Floating umbrellas down one of the ancient streets of Rouen where Anne Twisleton and I had taken a day trip. Its a cathedral city and the prefecture of the region of Normandy. Rouen was one of the largest and most prosperous cities of medieval Europe and regularly then in the possession of England as the Cathedral tomb of King Richard the Lionheart (1157-1199) reminded us.
In April 2022 we made a day trip to Rouen from our stay in Dieppe. Walking down from the station first sight was the 13th century Donjon designed to withstand long sieges. St Joan of Arc (1412-31) was led there after her capture to be subject to instruments of torture. During World War II the Germans transformed the Donjon into a bunker.
Strolling round Rouen the other day Anne Twisleton and I came across the Great Clock installed in the fine Renaissance arch crossing over the street named after it, Rue du Gros-Horloge. The mechanism dates back to 1389 which makes it the oldest in France. Its facade was added 1529 and it was electrified in the 1920s.

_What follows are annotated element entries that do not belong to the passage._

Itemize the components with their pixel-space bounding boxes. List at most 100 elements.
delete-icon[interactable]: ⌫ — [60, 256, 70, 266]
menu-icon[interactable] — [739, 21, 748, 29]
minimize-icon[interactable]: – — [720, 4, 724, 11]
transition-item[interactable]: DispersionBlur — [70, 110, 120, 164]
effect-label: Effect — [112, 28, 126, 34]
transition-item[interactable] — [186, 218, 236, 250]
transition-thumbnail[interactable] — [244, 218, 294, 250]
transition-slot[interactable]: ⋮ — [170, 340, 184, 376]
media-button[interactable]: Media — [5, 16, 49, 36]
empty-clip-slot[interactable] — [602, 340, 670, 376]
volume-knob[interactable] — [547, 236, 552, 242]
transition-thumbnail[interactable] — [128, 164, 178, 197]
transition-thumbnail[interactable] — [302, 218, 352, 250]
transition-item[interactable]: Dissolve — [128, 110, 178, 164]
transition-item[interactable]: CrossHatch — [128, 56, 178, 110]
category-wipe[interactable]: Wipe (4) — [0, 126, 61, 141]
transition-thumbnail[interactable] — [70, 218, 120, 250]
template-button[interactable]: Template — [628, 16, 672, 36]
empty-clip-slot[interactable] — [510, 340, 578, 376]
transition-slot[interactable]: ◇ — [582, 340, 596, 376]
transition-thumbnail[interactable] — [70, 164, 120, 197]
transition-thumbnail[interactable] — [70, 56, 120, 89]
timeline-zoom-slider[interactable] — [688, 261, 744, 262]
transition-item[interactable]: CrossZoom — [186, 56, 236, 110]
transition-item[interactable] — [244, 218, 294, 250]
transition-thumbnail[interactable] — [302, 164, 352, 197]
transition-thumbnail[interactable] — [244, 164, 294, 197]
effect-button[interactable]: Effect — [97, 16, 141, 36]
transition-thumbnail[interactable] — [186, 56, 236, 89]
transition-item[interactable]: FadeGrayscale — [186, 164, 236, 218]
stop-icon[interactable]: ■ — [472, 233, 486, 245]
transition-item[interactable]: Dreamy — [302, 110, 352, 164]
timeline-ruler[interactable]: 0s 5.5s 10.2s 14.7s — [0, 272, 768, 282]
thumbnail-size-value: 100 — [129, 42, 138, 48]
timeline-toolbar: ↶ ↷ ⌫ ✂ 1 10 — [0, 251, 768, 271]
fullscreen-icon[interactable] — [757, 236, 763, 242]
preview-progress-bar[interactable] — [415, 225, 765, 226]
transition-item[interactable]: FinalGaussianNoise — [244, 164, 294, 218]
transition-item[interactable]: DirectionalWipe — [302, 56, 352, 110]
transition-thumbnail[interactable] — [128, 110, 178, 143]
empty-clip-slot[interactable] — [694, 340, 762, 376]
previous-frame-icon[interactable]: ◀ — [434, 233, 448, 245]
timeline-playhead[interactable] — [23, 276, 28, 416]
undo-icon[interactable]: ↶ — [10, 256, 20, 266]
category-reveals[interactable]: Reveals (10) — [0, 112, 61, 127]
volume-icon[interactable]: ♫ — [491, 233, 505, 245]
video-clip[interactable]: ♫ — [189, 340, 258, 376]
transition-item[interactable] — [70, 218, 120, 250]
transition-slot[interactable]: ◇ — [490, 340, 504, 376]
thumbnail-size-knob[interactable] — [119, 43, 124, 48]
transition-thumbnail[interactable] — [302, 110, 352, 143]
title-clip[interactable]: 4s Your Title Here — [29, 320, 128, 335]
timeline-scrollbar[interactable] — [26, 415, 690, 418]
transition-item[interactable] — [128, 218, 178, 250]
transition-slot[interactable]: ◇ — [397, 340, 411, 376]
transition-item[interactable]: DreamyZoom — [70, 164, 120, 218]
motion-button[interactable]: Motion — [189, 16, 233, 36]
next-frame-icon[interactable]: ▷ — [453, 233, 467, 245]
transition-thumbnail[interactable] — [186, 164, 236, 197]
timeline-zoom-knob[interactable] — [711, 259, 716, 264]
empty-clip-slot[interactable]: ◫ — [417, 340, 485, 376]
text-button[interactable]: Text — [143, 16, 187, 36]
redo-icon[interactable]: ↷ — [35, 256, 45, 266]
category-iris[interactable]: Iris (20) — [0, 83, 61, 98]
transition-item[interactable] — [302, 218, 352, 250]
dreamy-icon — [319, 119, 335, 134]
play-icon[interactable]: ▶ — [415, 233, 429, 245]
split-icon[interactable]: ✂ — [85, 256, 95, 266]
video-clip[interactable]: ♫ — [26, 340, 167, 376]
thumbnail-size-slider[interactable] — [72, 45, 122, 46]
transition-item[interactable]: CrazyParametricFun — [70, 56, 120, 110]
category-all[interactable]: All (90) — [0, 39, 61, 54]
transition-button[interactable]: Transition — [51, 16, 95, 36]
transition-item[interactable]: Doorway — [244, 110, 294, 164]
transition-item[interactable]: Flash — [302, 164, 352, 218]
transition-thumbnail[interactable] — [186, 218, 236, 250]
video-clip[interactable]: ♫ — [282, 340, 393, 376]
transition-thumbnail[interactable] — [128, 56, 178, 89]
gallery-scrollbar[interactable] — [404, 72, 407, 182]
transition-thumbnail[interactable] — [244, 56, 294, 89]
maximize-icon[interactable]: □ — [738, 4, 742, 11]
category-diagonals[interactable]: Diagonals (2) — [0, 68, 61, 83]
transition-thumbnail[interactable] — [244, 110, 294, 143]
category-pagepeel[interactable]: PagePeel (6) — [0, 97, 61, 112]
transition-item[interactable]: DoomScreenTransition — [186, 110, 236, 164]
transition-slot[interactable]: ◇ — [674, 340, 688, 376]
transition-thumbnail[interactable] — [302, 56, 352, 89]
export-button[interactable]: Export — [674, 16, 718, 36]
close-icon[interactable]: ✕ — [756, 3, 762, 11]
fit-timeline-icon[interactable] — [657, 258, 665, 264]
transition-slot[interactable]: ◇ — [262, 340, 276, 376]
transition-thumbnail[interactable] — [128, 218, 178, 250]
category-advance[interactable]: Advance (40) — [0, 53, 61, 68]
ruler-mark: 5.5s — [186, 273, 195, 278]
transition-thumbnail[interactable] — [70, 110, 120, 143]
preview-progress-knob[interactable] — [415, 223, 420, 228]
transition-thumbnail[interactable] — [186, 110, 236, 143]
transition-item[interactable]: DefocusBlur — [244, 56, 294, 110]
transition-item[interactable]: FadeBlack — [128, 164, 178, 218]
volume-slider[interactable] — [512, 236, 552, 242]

Some sightseeing in Rouen the other day with Anne Twisleton enjoying our reward afterwards. Not sure of the significance of the contemporary wall painting but it seemed to fit, as so many varied features fit in a town rebuilt after the Allied bombing of 1944. The palette is a local pancake containing English breakfast items!
Joan of Arc (1412-1431) was burned to death May 30, 1431, at age 19. The site of her burning in Rouen is marked by the tall cross and adjacent church. National heroine of France, a peasant girl, believing that she was acting under divine guidance, St Joan led the French army in a momentous victory at OrlĂ©ans that repulsed an English attempt to conquer France during the Hundred Years’ War. We noticed in her Chapel at Rouen Cathedral, which has a lovely commemorative statue and windows, a plaque acknowledging the church’s misuse of power in the abuse of young people.